This directory contains experimental code that is offered as-is and should be treated as experimental components, not part of the core tau2 benchmark.
⚠️ Important: The code in this directory is experimental and may not be fully tested or supported. Use at your own discretion.
The experiments/ folder is used for experimental features and research code that extends beyond the core tau2 benchmark. It can be used for new features, prototypes, and innovative approaches that are not part of the core evaluation framework. These components are provided for research purposes and to enable advanced use cases.
This directory is organized into subdirectories for different types of experimental components. Each subdirectory should contain its own README with specific documentation and usage instructions.

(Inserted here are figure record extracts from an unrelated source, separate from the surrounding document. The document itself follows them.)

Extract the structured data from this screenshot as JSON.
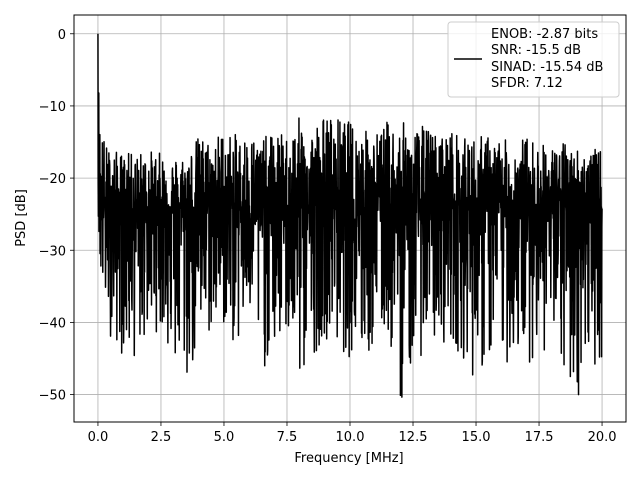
{
  "chart_data": {
    "type": "line",
    "title": "",
    "xlabel": "Frequency [MHz]",
    "ylabel": "PSD [dB]",
    "xlim": [
      -0.95,
      20.95
    ],
    "ylim": [
      -53.8,
      2.6
    ],
    "x_ticks": [
      0.0,
      2.5,
      5.0,
      7.5,
      10.0,
      12.5,
      15.0,
      17.5,
      20.0
    ],
    "x_tick_labels": [
      "0.0",
      "2.5",
      "5.0",
      "7.5",
      "10.0",
      "12.5",
      "15.0",
      "17.5",
      "20.0"
    ],
    "y_ticks": [
      0,
      -10,
      -20,
      -30,
      -40,
      -50
    ],
    "y_tick_labels": [
      "0",
      "−10",
      "−20",
      "−30",
      "−40",
      "−50"
    ],
    "grid": true,
    "legend_position": "top-right",
    "series": [
      {
        "color": "#000000",
        "x_start": 0.0,
        "x_end": 20.0,
        "envelope_x": [
          0.0,
          0.05,
          0.1,
          0.3,
          0.5,
          1.0,
          1.5,
          2.0,
          2.5,
          3.0,
          3.5,
          4.0,
          4.5,
          5.0,
          5.5,
          6.0,
          6.5,
          7.0,
          7.5,
          8.0,
          8.5,
          9.0,
          9.5,
          10.0,
          10.5,
          11.0,
          11.5,
          12.0,
          12.5,
          13.0,
          13.5,
          14.0,
          14.5,
          15.0,
          15.5,
          16.0,
          16.5,
          17.0,
          17.5,
          18.0,
          18.5,
          19.0,
          19.5,
          20.0
        ],
        "envelope_upper": [
          0.0,
          -8.0,
          -12.0,
          -15.0,
          -16.0,
          -16.5,
          -16.5,
          -16.0,
          -16.5,
          -17.0,
          -16.5,
          -14.0,
          -14.5,
          -13.0,
          -14.0,
          -13.5,
          -14.5,
          -13.5,
          -14.0,
          -11.5,
          -12.5,
          -11.0,
          -11.5,
          -12.0,
          -13.0,
          -13.5,
          -12.0,
          -12.0,
          -13.0,
          -12.5,
          -14.0,
          -13.0,
          -14.5,
          -14.0,
          -14.0,
          -14.5,
          -15.0,
          -14.0,
          -15.0,
          -15.5,
          -15.0,
          -15.5,
          -16.0,
          -16.0
        ],
        "envelope_lower": [
          -22.0,
          -32.0,
          -35.0,
          -40.0,
          -42.0,
          -45.0,
          -45.5,
          -42.0,
          -41.0,
          -47.0,
          -49.5,
          -45.0,
          -42.0,
          -41.0,
          -44.0,
          -40.0,
          -47.0,
          -45.0,
          -42.0,
          -49.5,
          -45.0,
          -42.0,
          -44.0,
          -45.0,
          -46.5,
          -44.0,
          -42.0,
          -51.5,
          -46.0,
          -44.0,
          -43.0,
          -43.0,
          -45.0,
          -48.5,
          -46.0,
          -47.0,
          -45.0,
          -46.0,
          -44.0,
          -45.0,
          -49.0,
          -51.5,
          -45.0,
          -47.0
        ],
        "envelope_typical": [
          -20.0,
          -22.0,
          -23.0,
          -24.0,
          -24.0,
          -24.0,
          -24.0,
          -24.0,
          -24.0,
          -24.0,
          -24.0,
          -24.0,
          -24.0,
          -24.0,
          -24.0,
          -24.0,
          -24.0,
          -24.0,
          -24.0,
          -24.0,
          -24.0,
          -24.0,
          -24.0,
          -24.0,
          -24.0,
          -24.0,
          -24.0,
          -24.0,
          -24.0,
          -24.0,
          -24.0,
          -24.0,
          -24.0,
          -24.0,
          -24.0,
          -24.0,
          -24.0,
          -24.0,
          -24.0,
          -24.0,
          -24.0,
          -24.0,
          -24.0,
          -24.0
        ]
      }
    ],
    "legend": {
      "lines": [
        "ENOB: -2.87 bits",
        "SNR: -15.5 dB",
        "SINAD: -15.54 dB",
        "SFDR: 7.12"
      ]
    }
  }
}
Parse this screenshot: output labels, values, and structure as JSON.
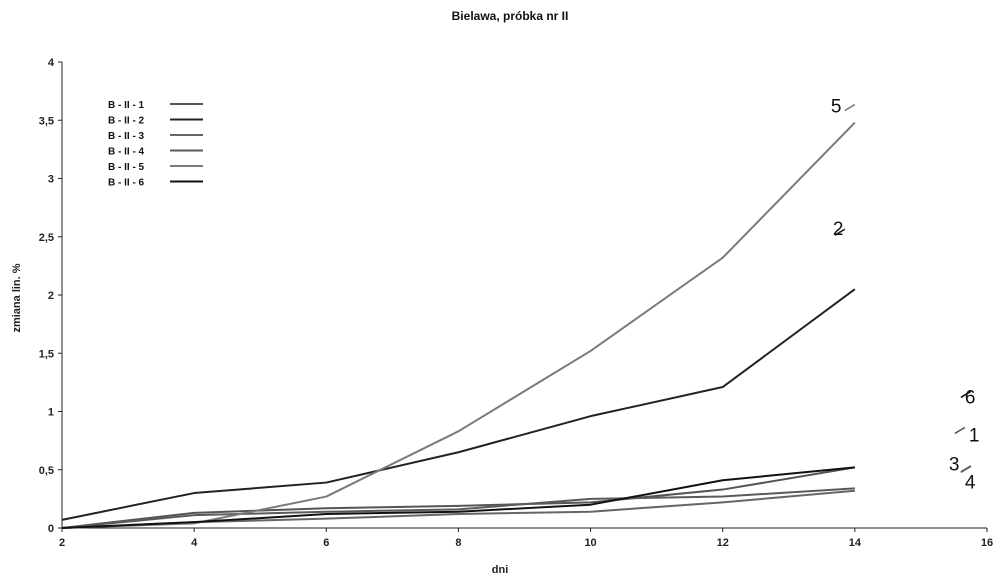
{
  "chart_data": {
    "type": "line",
    "title": "Bielawa, próbka nr II",
    "xlabel": "dni",
    "ylabel": "zmiana lin. %",
    "xlim": [
      2,
      16
    ],
    "ylim": [
      0,
      4
    ],
    "x_ticks": [
      "2",
      "4",
      "6",
      "8",
      "10",
      "12",
      "14",
      "16"
    ],
    "y_ticks": [
      "0",
      "0,5",
      "1",
      "1,5",
      "2",
      "2,5",
      "3",
      "3,5",
      "4"
    ],
    "x": [
      2,
      4,
      6,
      8,
      10,
      12,
      14
    ],
    "legend_position": "top-left",
    "grid": false,
    "series": [
      {
        "name": "B - II - 1",
        "end_label": "1",
        "color": "#555555",
        "values": [
          0.0,
          0.13,
          0.17,
          0.19,
          0.22,
          0.33,
          0.52
        ]
      },
      {
        "name": "B - II - 2",
        "end_label": "2",
        "color": "#222222",
        "values": [
          0.07,
          0.3,
          0.39,
          0.65,
          0.96,
          1.21,
          2.05
        ]
      },
      {
        "name": "B - II - 3",
        "end_label": "3",
        "color": "#666666",
        "values": [
          0.0,
          0.05,
          0.08,
          0.12,
          0.14,
          0.22,
          0.32
        ]
      },
      {
        "name": "B - II - 4",
        "end_label": "4",
        "color": "#5a5a5a",
        "values": [
          0.0,
          0.11,
          0.14,
          0.16,
          0.25,
          0.27,
          0.34
        ]
      },
      {
        "name": "B - II - 5",
        "end_label": "5",
        "color": "#7a7a7a",
        "values": [
          0.0,
          0.04,
          0.27,
          0.83,
          1.52,
          2.32,
          3.48
        ]
      },
      {
        "name": "B - II - 6",
        "end_label": "6",
        "color": "#111111",
        "values": [
          0.0,
          0.05,
          0.12,
          0.14,
          0.2,
          0.41,
          0.52
        ]
      }
    ]
  }
}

To contribute experimental code:
- Create a new subdirectory for your experiment
- Add a comprehensive README.md explaining the purpose and usage
- Include example scripts and basic tests
- Follow the development guidelines below
When working with experimental code:
- Backward Compatibility: Maintain compatibility with core tau2 interfaces when possible
- Documentation: Each experimental component should have its own README
- Testing: Include basic testing scripts and examples
- Dependencies: Manage dependencies carefully to avoid conflicts with core tau2
- Isolation: Keep experimental code self-contained within this directory
Experimental contributions are welcome! Please:
- Add comprehensive documentation in your subfolder's README
- Include example usage and test scripts
- Mark any breaking changes or dependencies clearly
- Consider the experimental nature - code doesn't need to be production-ready
Since this is experimental code:
- No guarantees of stability or continued support
- Community-driven - contributions and improvements welcome
- Use at your own risk - test thoroughly before production use
- Documentation-first - refer to individual README files for detailed usage
For core tau2 benchmark support, see the main project documentation.